When Not To Write MDX and When Not To Use Analysis Services

MDX is a great way to achieve some objectives easily and efficiently. However, there are some things better done in other ways. I will first discuss three distinct mistakes, which designers and developers tend to make when working on a typical BI solution.

1. Leaf-Level Calculations

This is by far the most common one. Both on the MSDN SQL Server forums, and in practice – developers try building calculations in MDX on the leaf level of some dimensions and usually hit severe performance problems. While it is usually possible to build an MDX expression to achieve the goal, it is usually much simpler and way better for performance to just do the calculation either in the ETL, or in the DSV (either as a Named Calculation, or as a part of a Named Query). This avoids the need for the query engine to perform a large number of calculations every time we request an aggregate.

2. Mocking Joins

I have discussed this in a previous post, where I am explaining how we can access a measure group through a dimension, which is not directly related to it (but rather related to it through another measure group and another dimension). Well, instead of doing this, we can simply build a many-to-many relationship between the two and avoid the whole MDX bit.

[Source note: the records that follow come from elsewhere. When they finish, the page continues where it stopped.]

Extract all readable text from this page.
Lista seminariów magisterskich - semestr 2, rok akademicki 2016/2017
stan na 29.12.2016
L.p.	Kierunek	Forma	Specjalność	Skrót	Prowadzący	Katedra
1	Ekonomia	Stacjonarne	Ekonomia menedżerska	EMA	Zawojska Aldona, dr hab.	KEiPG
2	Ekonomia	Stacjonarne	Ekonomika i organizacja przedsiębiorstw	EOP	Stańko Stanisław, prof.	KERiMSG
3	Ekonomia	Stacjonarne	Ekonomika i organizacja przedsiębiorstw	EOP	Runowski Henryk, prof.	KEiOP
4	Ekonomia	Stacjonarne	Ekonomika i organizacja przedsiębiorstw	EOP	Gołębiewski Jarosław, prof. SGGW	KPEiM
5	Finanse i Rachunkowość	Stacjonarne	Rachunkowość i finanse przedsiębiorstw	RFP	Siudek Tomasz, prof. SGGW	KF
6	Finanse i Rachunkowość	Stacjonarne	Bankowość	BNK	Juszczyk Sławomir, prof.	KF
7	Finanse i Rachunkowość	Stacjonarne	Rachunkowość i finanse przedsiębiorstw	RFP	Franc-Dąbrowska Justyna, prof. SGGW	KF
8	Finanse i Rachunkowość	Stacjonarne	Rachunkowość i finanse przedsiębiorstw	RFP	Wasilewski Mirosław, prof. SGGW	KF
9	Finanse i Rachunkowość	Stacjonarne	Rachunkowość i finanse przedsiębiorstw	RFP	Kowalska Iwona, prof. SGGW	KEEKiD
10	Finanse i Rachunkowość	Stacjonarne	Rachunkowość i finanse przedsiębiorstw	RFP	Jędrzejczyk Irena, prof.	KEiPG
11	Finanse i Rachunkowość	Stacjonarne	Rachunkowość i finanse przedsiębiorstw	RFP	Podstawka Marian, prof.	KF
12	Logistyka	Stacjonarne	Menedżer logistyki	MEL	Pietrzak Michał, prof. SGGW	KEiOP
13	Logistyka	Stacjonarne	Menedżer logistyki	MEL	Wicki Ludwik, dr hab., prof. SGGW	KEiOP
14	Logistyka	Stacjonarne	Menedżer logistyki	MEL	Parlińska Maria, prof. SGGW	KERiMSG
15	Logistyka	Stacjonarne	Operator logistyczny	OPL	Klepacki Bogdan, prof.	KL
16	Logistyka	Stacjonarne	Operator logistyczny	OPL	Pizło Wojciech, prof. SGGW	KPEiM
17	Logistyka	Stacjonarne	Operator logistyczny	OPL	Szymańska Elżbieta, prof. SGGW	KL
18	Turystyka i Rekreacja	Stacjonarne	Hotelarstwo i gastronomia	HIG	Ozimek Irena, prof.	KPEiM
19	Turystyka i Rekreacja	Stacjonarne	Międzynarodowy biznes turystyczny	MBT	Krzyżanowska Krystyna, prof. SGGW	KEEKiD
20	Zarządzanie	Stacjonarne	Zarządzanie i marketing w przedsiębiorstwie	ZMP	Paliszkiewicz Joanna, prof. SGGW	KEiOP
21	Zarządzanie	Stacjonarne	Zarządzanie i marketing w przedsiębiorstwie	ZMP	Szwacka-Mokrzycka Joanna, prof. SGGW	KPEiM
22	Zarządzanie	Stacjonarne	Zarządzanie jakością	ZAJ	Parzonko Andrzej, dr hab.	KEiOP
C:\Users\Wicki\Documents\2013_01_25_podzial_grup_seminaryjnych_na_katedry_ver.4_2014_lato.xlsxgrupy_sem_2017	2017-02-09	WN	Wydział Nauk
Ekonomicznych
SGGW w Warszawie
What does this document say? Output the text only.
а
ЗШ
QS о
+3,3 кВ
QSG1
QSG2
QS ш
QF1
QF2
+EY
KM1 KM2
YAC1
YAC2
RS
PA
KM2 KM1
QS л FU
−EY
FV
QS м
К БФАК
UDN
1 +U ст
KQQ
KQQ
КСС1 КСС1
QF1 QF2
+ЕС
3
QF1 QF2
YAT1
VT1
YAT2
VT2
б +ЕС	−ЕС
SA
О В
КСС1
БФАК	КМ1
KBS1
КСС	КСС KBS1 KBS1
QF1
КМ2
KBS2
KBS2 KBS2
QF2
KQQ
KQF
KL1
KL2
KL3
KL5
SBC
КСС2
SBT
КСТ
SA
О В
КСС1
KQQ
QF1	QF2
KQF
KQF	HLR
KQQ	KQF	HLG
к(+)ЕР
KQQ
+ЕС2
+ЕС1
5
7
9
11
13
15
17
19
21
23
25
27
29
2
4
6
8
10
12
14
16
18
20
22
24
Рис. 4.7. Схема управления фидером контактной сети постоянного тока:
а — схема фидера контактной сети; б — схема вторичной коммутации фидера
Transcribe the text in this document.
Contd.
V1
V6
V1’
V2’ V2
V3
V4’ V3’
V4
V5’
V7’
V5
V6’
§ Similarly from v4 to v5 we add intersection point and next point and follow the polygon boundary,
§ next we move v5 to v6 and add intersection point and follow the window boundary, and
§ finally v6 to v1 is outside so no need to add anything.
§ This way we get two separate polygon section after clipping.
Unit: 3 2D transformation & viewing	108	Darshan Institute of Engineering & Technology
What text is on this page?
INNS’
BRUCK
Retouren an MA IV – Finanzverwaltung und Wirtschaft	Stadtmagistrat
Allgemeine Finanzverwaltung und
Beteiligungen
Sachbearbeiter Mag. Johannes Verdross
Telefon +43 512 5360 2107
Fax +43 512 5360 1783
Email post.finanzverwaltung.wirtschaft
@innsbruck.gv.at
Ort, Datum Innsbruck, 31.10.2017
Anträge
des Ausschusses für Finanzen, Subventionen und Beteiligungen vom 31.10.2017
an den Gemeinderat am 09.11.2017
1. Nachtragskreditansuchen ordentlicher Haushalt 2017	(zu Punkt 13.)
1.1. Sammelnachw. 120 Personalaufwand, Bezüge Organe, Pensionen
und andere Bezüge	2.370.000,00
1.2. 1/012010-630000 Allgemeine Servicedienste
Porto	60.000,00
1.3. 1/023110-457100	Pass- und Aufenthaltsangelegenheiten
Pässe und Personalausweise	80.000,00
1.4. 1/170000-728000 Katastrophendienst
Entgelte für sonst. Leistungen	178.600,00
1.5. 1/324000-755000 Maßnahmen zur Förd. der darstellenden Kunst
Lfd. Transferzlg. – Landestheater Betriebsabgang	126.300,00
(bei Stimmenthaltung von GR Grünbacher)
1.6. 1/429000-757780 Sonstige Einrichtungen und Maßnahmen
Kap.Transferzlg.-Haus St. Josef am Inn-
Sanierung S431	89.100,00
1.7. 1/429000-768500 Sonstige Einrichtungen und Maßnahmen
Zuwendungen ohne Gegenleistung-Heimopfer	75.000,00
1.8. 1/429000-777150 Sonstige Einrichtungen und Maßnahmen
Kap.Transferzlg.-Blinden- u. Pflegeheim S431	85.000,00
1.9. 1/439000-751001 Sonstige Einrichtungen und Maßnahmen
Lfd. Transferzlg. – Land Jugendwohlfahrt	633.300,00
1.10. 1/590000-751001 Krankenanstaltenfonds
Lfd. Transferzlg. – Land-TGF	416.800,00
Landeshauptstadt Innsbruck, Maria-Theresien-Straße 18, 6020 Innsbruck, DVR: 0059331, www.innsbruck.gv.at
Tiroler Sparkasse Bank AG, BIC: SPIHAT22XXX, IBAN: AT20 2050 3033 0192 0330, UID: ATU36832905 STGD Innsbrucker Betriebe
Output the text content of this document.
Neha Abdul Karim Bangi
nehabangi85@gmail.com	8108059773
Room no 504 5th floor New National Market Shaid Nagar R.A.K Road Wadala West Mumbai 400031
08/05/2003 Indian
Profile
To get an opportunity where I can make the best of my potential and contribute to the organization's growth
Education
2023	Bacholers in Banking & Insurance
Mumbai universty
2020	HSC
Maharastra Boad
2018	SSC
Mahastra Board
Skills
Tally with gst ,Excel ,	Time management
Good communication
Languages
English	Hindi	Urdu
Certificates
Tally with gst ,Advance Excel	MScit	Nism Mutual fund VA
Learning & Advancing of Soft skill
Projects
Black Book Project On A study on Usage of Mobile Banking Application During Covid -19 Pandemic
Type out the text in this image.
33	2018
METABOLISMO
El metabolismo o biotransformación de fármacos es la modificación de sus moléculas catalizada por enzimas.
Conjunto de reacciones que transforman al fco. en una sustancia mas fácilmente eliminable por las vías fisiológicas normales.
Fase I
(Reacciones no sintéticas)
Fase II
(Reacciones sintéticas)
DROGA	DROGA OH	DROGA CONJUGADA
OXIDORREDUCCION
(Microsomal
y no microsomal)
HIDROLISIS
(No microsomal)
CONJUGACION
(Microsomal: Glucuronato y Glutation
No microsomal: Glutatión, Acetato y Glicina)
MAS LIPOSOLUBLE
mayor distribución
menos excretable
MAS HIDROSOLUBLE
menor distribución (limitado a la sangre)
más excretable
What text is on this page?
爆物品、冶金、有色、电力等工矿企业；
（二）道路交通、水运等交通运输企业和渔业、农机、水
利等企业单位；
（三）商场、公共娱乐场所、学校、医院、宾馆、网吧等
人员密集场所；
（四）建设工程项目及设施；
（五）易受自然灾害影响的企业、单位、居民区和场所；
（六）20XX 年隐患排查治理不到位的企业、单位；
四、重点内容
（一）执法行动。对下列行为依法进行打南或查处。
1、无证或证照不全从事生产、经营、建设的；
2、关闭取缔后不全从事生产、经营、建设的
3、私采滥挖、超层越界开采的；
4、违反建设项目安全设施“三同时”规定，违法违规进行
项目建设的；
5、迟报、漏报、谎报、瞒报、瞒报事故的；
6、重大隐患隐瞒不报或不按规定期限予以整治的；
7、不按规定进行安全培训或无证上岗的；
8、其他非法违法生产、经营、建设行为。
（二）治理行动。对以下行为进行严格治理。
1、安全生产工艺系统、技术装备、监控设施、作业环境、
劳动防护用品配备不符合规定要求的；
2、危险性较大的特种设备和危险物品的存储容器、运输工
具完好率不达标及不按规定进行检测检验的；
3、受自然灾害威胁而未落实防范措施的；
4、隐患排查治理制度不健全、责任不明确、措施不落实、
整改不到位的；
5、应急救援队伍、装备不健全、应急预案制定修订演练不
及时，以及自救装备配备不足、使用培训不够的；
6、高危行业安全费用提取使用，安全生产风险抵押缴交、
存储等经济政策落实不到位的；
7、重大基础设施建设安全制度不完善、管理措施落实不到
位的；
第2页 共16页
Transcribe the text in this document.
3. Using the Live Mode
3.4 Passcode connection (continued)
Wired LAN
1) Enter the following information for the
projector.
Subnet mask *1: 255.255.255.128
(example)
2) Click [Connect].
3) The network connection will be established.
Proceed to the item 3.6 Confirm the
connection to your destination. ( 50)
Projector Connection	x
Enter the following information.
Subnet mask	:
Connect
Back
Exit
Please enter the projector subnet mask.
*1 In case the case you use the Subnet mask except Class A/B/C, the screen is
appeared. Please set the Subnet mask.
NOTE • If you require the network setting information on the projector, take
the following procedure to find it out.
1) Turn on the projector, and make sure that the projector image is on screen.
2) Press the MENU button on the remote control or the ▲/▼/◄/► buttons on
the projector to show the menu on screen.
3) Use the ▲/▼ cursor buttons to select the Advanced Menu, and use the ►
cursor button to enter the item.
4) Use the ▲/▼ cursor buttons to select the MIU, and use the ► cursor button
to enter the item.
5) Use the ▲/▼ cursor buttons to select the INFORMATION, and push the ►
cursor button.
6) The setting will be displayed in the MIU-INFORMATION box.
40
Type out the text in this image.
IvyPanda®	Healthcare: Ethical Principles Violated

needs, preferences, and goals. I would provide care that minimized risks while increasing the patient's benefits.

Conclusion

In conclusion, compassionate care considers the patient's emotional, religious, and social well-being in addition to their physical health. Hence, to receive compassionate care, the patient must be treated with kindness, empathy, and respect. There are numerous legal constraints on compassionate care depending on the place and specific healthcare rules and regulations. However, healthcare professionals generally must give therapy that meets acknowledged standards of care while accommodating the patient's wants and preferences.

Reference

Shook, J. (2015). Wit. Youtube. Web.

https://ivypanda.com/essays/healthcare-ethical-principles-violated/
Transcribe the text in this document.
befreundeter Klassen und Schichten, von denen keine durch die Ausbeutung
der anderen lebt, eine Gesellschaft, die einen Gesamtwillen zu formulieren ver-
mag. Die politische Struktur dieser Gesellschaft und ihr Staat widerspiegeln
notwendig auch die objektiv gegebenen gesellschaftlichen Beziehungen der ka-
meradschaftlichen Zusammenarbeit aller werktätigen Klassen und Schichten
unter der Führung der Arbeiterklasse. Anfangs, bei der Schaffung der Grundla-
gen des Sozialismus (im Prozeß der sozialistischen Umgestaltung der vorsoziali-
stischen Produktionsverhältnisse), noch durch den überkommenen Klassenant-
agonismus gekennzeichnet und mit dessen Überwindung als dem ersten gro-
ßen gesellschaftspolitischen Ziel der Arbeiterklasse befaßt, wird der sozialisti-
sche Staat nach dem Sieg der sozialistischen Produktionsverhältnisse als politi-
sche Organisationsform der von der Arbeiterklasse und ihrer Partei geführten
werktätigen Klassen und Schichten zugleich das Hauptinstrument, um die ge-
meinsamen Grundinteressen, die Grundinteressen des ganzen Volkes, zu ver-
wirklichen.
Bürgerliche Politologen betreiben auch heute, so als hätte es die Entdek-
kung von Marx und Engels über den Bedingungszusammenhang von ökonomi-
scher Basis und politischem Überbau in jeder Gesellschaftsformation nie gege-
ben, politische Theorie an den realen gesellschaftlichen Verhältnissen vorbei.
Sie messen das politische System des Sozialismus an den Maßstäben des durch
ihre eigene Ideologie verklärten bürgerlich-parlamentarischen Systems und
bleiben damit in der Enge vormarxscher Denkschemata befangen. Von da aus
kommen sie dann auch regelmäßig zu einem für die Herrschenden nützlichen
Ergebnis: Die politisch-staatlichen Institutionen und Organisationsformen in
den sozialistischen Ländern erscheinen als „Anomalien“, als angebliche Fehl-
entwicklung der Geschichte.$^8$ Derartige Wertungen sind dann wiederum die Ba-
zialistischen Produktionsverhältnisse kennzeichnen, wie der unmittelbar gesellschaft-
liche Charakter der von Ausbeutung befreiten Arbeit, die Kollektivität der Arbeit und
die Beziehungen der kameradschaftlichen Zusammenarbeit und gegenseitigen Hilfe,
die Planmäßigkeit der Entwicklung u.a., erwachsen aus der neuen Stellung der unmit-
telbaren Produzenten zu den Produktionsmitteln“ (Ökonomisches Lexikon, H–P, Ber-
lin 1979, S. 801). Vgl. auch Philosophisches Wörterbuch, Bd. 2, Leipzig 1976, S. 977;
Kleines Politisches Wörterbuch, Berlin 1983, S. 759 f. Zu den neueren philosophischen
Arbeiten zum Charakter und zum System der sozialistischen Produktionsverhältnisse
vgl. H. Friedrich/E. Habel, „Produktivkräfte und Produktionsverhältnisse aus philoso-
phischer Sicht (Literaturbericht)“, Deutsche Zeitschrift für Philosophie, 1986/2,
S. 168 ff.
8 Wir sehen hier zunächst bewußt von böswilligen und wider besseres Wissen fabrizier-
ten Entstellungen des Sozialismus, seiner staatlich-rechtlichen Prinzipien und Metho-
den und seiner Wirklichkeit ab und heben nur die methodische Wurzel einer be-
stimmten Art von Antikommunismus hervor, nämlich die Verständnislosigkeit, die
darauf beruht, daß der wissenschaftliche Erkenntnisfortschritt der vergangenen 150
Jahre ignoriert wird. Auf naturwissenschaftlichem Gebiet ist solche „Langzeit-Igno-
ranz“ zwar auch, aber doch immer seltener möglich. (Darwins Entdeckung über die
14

3. Business Logic over a large dimension

MDX is brilliant for implementing business logic. Unless it needs to operate over millions of dimension members every time a calculation is being requested. In example, recently I tried building a bit of business logic, which needed to order a dimension over a measure, and get the member with a largest value for each member of another dimension with hundreds of thousands of members. On top of it there were other calculations doing similar logic and the end result was not quite what was expected. Even though the MDX was really neat and achieved the purpose in 3-4 lines, I moved the logic back to the ETL (which was quite a bit more complex) because of performance. So, in general, I would not advise in favour of using MDX when to retrieve the result, the query engine needs to go through a lot of cells (in my case quite a few million), especially when ordering is required.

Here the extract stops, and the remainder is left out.